0
votes

I have data I have to join at the record level. For example data about users is coming in from different source systems but there is not a common primary key or user identifier

Example Data

Source System 1:
{userid = 123, first_name="John", last_name="Smith", many other columns...}

Source System 2:
{userid = EFCBA-09DA0, fname="J.", lname="Smith", many other columns...}
  • There are about 100 rules I can use to compare one record to another to see if customer in source system 1 is the same as source system 2.
  • Some rules may be able to infer record values and add data to a master record about a customer.
  • Because some rules may infer/add data to any particular record, the rules must be re-applied again when a record changes.
  • We have millions of records per day we'd have to unify

Apache Beam / Dataflow implementation

  • Apache beam DAG is by definition acyclic but I could just republish the data through pubsub to the same DAG to make it a cyclic algorithm.
  • I could create a PCollection of hashmaps that continuously do a self join against all other elements but this seems it's probably an inefficient method
  • Immutability of a PCollection is a problem if I want to be constantly modifying things as it goes through the rules. This sounds like it would be more efficient with Flink Gelly or Spark GraphX

Is there any way you may know in dataflow to process such a problem efficiently?

Other thoughts

  • Prolog: I tried running on subset of this data with a subset of the rules but swi-prolog did not seem scalable, and I could not figure out how I would continuously emit the results to other processes.
  • JDrools/Jess/Rete: Forward chaining would be perfect for the inference and efficient partial application, but this algorithm is more about applying many many rules to individual records, rather than inferring record information from possibly related records.
  • Graph database: Something like neo4j or datomic would be nice since joins are at the record level rather than row/column scans, but I don't know if it's possible in beam to do something similar
  • BigQuery or Spanner: Brute forcing these rules in SQL and doing full table scans per record is really slow. It would be much preferred to keep the graph of all records in memory and compute in-memory. We could also try to concat all columns and run multiple compare and update across all columns

Or maybe there's a more standard way to solving these class of problems.

1

1 Answers

2
votes

It is hard to say what solution works best for you from what I can read so far. I would try to split the problem further and try to tackle different aspects separately.

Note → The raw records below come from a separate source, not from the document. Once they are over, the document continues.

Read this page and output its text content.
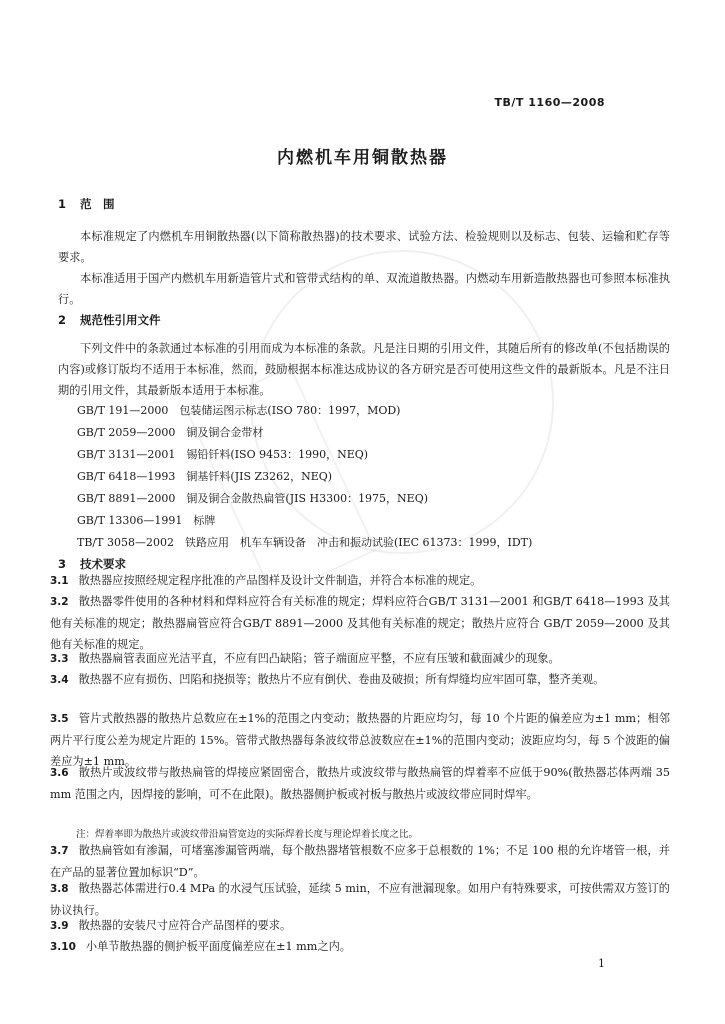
TB/T 1160—2008
内燃机车用铜散热器
1 范　围
本标准规定了内燃机车用铜散热器(以下简称散热器)的技术要求、试验方法、检验规则以及标志、包装、运输和贮存等要求。
本标准适用于国产内燃机车用新造管片式和管带式结构的单、双流道散热器。内燃动车用新造散热器也可参照本标准执行。
2 规范性引用文件
下列文件中的条款通过本标准的引用而成为本标准的条款。凡是注日期的引用文件，其随后所有的修改单(不包括勘误的内容)或修订版均不适用于本标准，然而，鼓励根据本标准达成协议的各方研究是否可使用这些文件的最新版本。凡是不注日期的引用文件，其最新版本适用于本标准。
GB/T 191—2000　包装储运图示标志(ISO 780：1997，MOD)
GB/T 2059—2000　铜及铜合金带材
GB/T 3131—2001　锡铅钎料(ISO 9453：1990，NEQ)
GB/T 6418—1993　铜基钎料(JIS Z3262，NEQ)
GB/T 8891—2000　铜及铜合金散热扁管(JIS H3300：1975，NEQ)
GB/T 13306—1991　标牌
TB/T 3058—2002　铁路应用　机车车辆设备　冲击和振动试验(IEC 61373：1999，IDT)
3 技术要求
3.1 散热器应按照经规定程序批准的产品图样及设计文件制造，并符合本标准的规定。
3.2 散热器零件使用的各种材料和焊料应符合有关标准的规定；焊料应符合GB/T 3131—2001 和GB/T 6418—1993 及其他有关标准的规定；散热器扁管应符合GB/T 8891—2000 及其他有关标准的规定；散热片应符合 GB/T 2059—2000 及其他有关标准的规定。
3.3 散热器扁管表面应光洁平直，不应有凹凸缺陷；管子端面应平整，不应有压皱和截面减少的现象。
3.4 散热器不应有损伤、凹陷和挠损等；散热片不应有倒伏、卷曲及破损；所有焊缝均应牢固可靠，整齐美观。
3.5 管片式散热器的散热片总数应在±1%的范围之内变动；散热器的片距应均匀，每 10 个片距的偏差应为±1 mm；相邻两片平行度公差为规定片距的 15%。管带式散热器每条波纹带总波数应在±1%的范围内变动；波距应均匀，每 5 个波距的偏差应为±1 mm。
3.6 散热片或波纹带与散热扁管的焊接应紧固密合，散热片或波纹带与散热扁管的焊着率不应低于90%(散热器芯体两端 35 mm 范围之内，因焊接的影响，可不在此限)。散热器侧护板或衬板与散热片或波纹带应同时焊牢。
注：焊着率即为散热片或波纹带沿扁管宽边的实际焊着长度与理论焊着长度之比。
3.7 散热扁管如有渗漏，可堵塞渗漏管两端，每个散热器堵管根数不应多于总根数的 1%；不足 100 根的允许堵管一根，并在产品的显著位置加标识“D”。
3.8 散热器芯体需进行0.4 MPa 的水浸气压试验，延续 5 min，不应有泄漏现象。如用户有特殊要求，可按供需双方签订的协议执行。
3.9 散热器的安装尺寸应符合产品图样的要求。
3.10 小单节散热器的侧护板平面度偏差应在±1 mm之内。
1
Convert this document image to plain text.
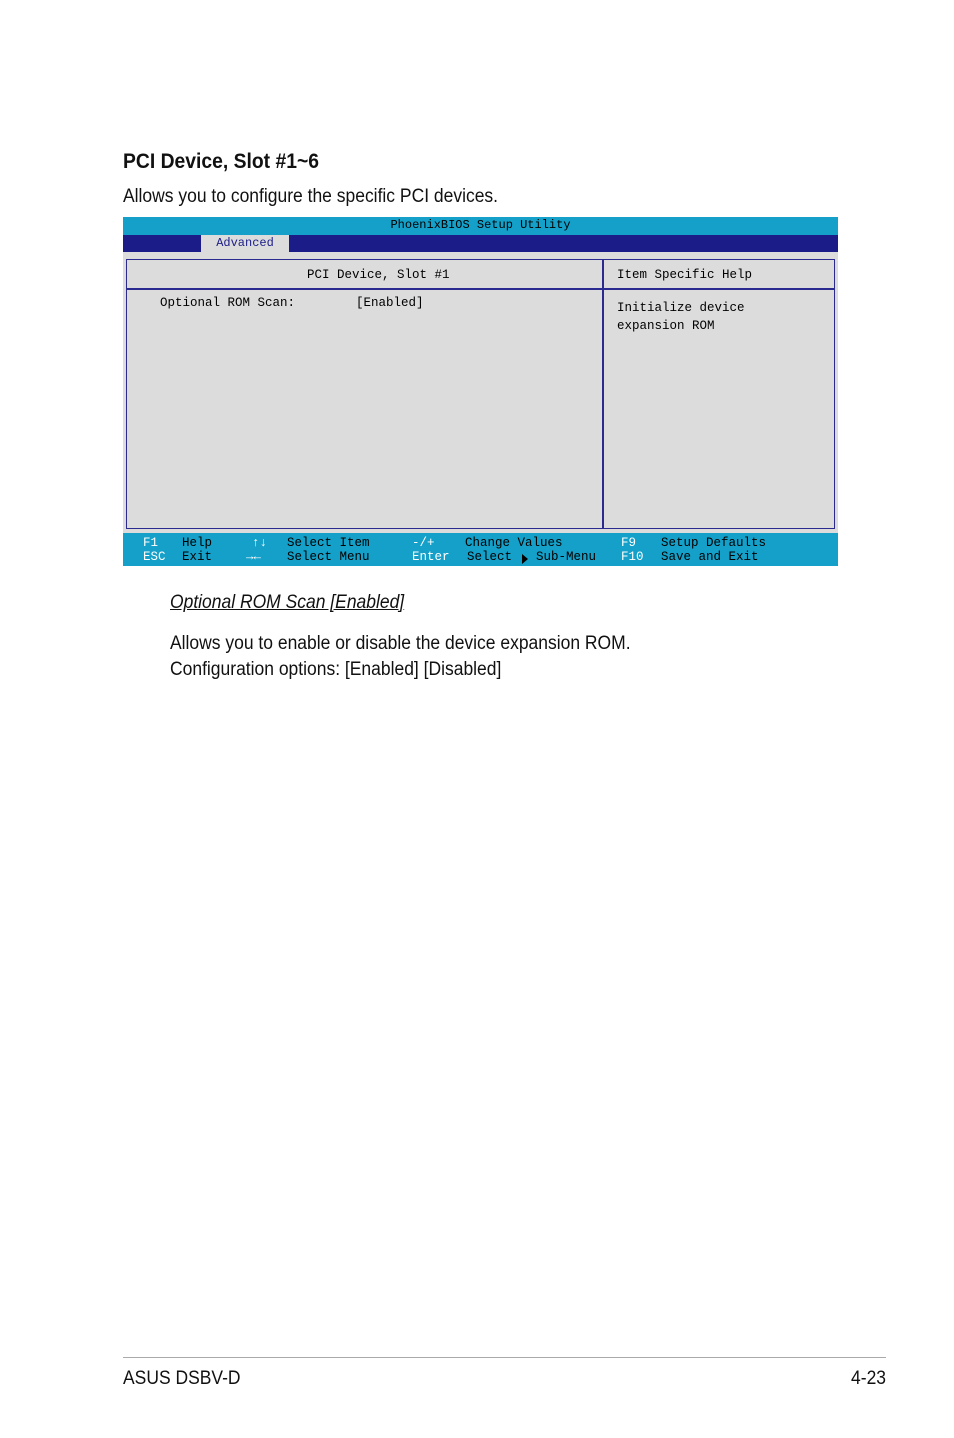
PCI Device, Slot #1~6
Allows you to configure the specific PCI devices.
PhoenixBIOS Setup Utility
Advanced
PCI Device, Slot #1	Item Specific Help
Optional ROM Scan:	[Enabled]	Initialize device
expansion ROM
F1 Help
ESC Exit
↑↓ Select Item
→← Select Menu
-/+ Change Values
Enter Select Sub-Menu
F9 Setup Defaults
F10 Save and Exit
Optional ROM Scan [Enabled]
Allows you to enable or disable the device expansion ROM.
Configuration options: [Enabled] [Disabled]
ASUS DSBV-D	4-23
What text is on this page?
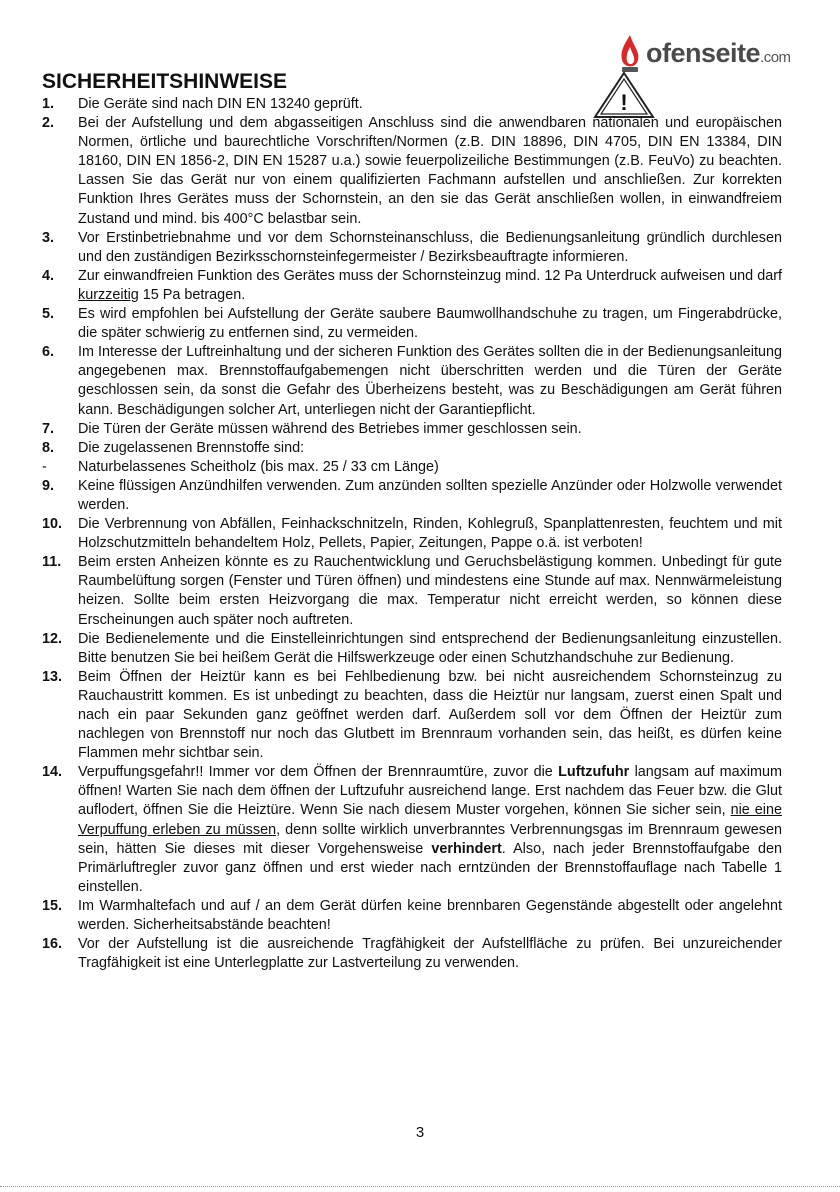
ofenseite.com
!
SICHERHEITSHINWEISE
1.	Die Geräte sind nach DIN EN 13240 geprüft.
2.	Bei der Aufstellung und dem abgasseitigen Anschluss sind die anwendbaren nationalen und europäischen Normen, örtliche und baurechtliche Vorschriften/Normen (z.B. DIN 18896, DIN 4705, DIN EN 13384, DIN 18160, DIN EN 1856-2, DIN EN 15287 u.a.) sowie feuerpolizeiliche Bestimmungen (z.B. FeuVo) zu beachten. Lassen Sie das Gerät nur von einem qualifizierten Fachmann aufstellen und anschließen. Zur korrekten Funktion Ihres Gerätes muss der Schornstein, an den sie das Gerät anschließen wollen, in einwandfreiem Zustand und mind. bis 400°C belastbar sein.
3.	Vor Erstinbetriebnahme und vor dem Schornsteinanschluss, die Bedienungsanleitung gründlich durchlesen und den zuständigen Bezirksschornsteinfegermeister / Bezirksbeauftragte informieren.
4.	Zur einwandfreien Funktion des Gerätes muss der Schornsteinzug mind. 12 Pa Unterdruck aufweisen und darf kurzzeitig 15 Pa betragen.
5.	Es wird empfohlen bei Aufstellung der Geräte saubere Baumwollhandschuhe zu tragen, um Fingerabdrücke, die später schwierig zu entfernen sind, zu vermeiden.
6.	Im Interesse der Luftreinhaltung und der sicheren Funktion des Gerätes sollten die in der Bedienungsanleitung angegebenen max. Brennstoffaufgabemengen nicht überschritten werden und die Türen der Geräte geschlossen sein, da sonst die Gefahr des Überheizens besteht, was zu Beschädigungen am Gerät führen kann. Beschädigungen solcher Art, unterliegen nicht der Garantiepflicht.
7.	Die Türen der Geräte müssen während des Betriebes immer geschlossen sein.
8.	Die zugelassenen Brennstoffe sind:
-	Naturbelassenes Scheitholz (bis max. 25 / 33 cm Länge)
9.	Keine flüssigen Anzündhilfen verwenden. Zum anzünden sollten spezielle Anzünder oder Holzwolle verwendet werden.
10.	Die Verbrennung von Abfällen, Feinhackschnitzeln, Rinden, Kohlegruß, Spanplattenresten, feuchtem und mit Holzschutzmitteln behandeltem Holz, Pellets, Papier, Zeitungen, Pappe o.ä. ist verboten!
11.	Beim ersten Anheizen könnte es zu Rauchentwicklung und Geruchsbelästigung kommen. Unbedingt für gute Raumbelüftung sorgen (Fenster und Türen öffnen) und mindestens eine Stunde auf max. Nennwärmeleistung heizen. Sollte beim ersten Heizvorgang die max. Temperatur nicht erreicht werden, so können diese Erscheinungen auch später noch auftreten.
12.	Die Bedienelemente und die Einstelleinrichtungen sind entsprechend der Bedienungsanleitung einzustellen. Bitte benutzen Sie bei heißem Gerät die Hilfswerkzeuge oder einen Schutzhandschuhe zur Bedienung.
13.	Beim Öffnen der Heiztür kann es bei Fehlbedienung bzw. bei nicht ausreichendem Schornsteinzug zu Rauchaustritt kommen. Es ist unbedingt zu beachten, dass die Heiztür nur langsam, zuerst einen Spalt und nach ein paar Sekunden ganz geöffnet werden darf. Außerdem soll vor dem Öffnen der Heiztür zum nachlegen von Brennstoff nur noch das Glutbett im Brennraum vorhanden sein, das heißt, es dürfen keine Flammen mehr sichtbar sein.
14.	Verpuffungsgefahr!! Immer vor dem Öffnen der Brennraumtüre, zuvor die Luftzufuhr langsam auf maximum öffnen! Warten Sie nach dem öffnen der Luftzufuhr ausreichend lange. Erst nachdem das Feuer bzw. die Glut auflodert, öffnen Sie die Heiztüre. Wenn Sie nach diesem Muster vorgehen, können Sie sicher sein, nie eine Verpuffung erleben zu müssen, denn sollte wirklich unverbranntes Verbrennungsgas im Brennraum gewesen sein, hätten Sie dieses mit dieser Vorgehensweise verhindert. Also, nach jeder Brennstoffaufgabe den Primärluftregler zuvor ganz öffnen und erst wieder nach erntzünden der Brennstoffauflage nach Tabelle 1 einstellen.
15.	Im Warmhaltefach und auf / an dem Gerät dürfen keine brennbaren Gegenstände abgestellt oder angelehnt werden. Sicherheitsabstände beachten!
16.	Vor der Aufstellung ist die ausreichende Tragfähigkeit der Aufstellfläche zu prüfen. Bei unzureichender Tragfähigkeit ist eine Unterlegplatte zur Lastverteilung zu verwenden.
3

From what I understand, the goal is to combine together the matching records that represent the same thing in different sources:

  • records come from a number of sources:
    • it is logically the same data but formatted differently;
  • there are rules to tell if the records represent the same entity:
    • collection of rules is static;

So, the logic probably roughly goes like:

  • read a record;
  • try to find existing matching records;
  • if matching record found:
    • update it with new data;
  • otherwise save the record for future matching;
  • repeat;

To me this looks very high level and there's probably no single 'correct' solution at this level of detail.

I would probably try to approach this by first understanding it in more detail (maybe you already do), few thoughts:

  • what are the properties of the data?
    • are there patterns? E.g. when one system publishes something, do you expect something else from other systems?
  • what are the requirements in general?
    • latency, consistency, availability, etc;
  • how data is read from the sources?
    • can all the systems publish the records in batches in files, submit them into PubSub, does your solution need to poll them, etc?
    • can the data be read in parallel or is it a single stream?
  • then the main question of how can you efficiently match a record in general will probably look different under different assumptions and requirements as well. For example I would think about:
    • can you fit all data in memory;
    • are your rules dynamic. Do they change at all, what happens when they do;
    • can you split the data into categories that can be stored separately and matched efficiently, e.g. if you know you can try to match some things by id field, some other things by hash of something, etc;
    • do you need to match against all of historical/existing data?
    • can you have some quick elimination logic to not do expensive checks?
  • what is the output of the solution? What are the requirements for the output?